The obvious solution would be to introduce a DHCP server that is capable of doing that.
That would be possible by employing Pi-hole's DHCP server and providing a respective custom dnsmasq configuration file.

ok, that's new for me. Of course I read the explanation of CF in pihole's setting page, but I though that the router has to be the upstream-server for CF.
Thanks for clarifiacation.

But you still have the problem that clients in private network cannot see clients guest network an of course reverse too.

yes, you recapitulated it correctly

absolutely correct. That is the question in this thread how to do this.
That is the feature request for pihole.

Internally FritzBox routers use dnsmasq i think.

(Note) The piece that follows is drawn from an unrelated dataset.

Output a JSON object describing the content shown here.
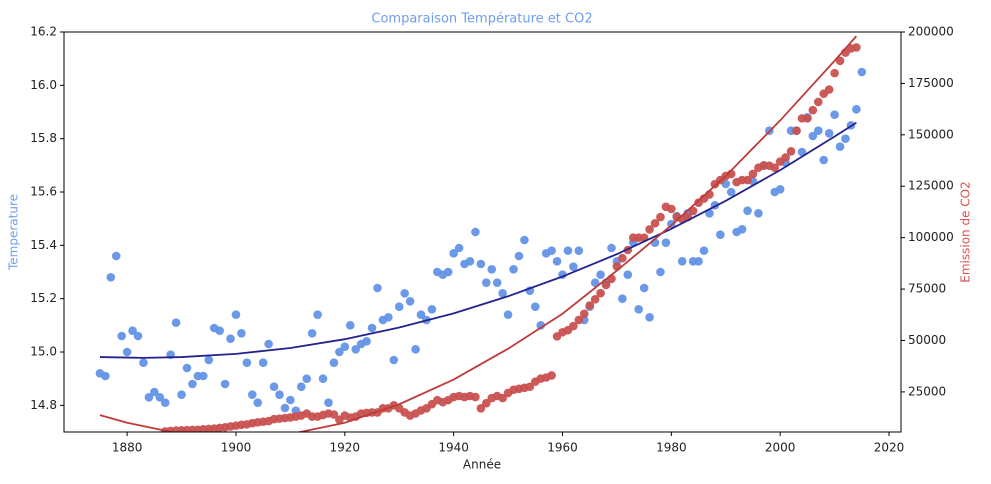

But it makes no sense to request a DHCP-tag feature from manufactor AVM because FritzBox is designed for homeusers with no feelings for IT, so AVM would never integrate such a feature in router's config pages.

Have a look at https://discourse.pi-hole.net/t/dhcp-reservierung-wird-nicht-angewendet/19788/9:

Even if it's in German, the configuration file sample provided should allow you to work out a solution (might even have been a similar smart-DNS use case then). :wink:

EDIT:
And here's another thought:
If you were able to pinpoint the domains that your Fire-TV stick is using for geo-locating you, you could try to just redirect resolution for those domains to your smart-DNS.
Add your domains to a custom dnsmasq file (e.g. /etc/dnsmasq.d/42-smartdns.conf) line by line, e.g.:

server=/<somegeolocationdomain.com>/<smartdns ip address>

Substitute the bracketed parts with your real values.
If that would work, it would allow you to stick with your router's DHCP server.
The tedious part would be to get hold of the correct domains, of course.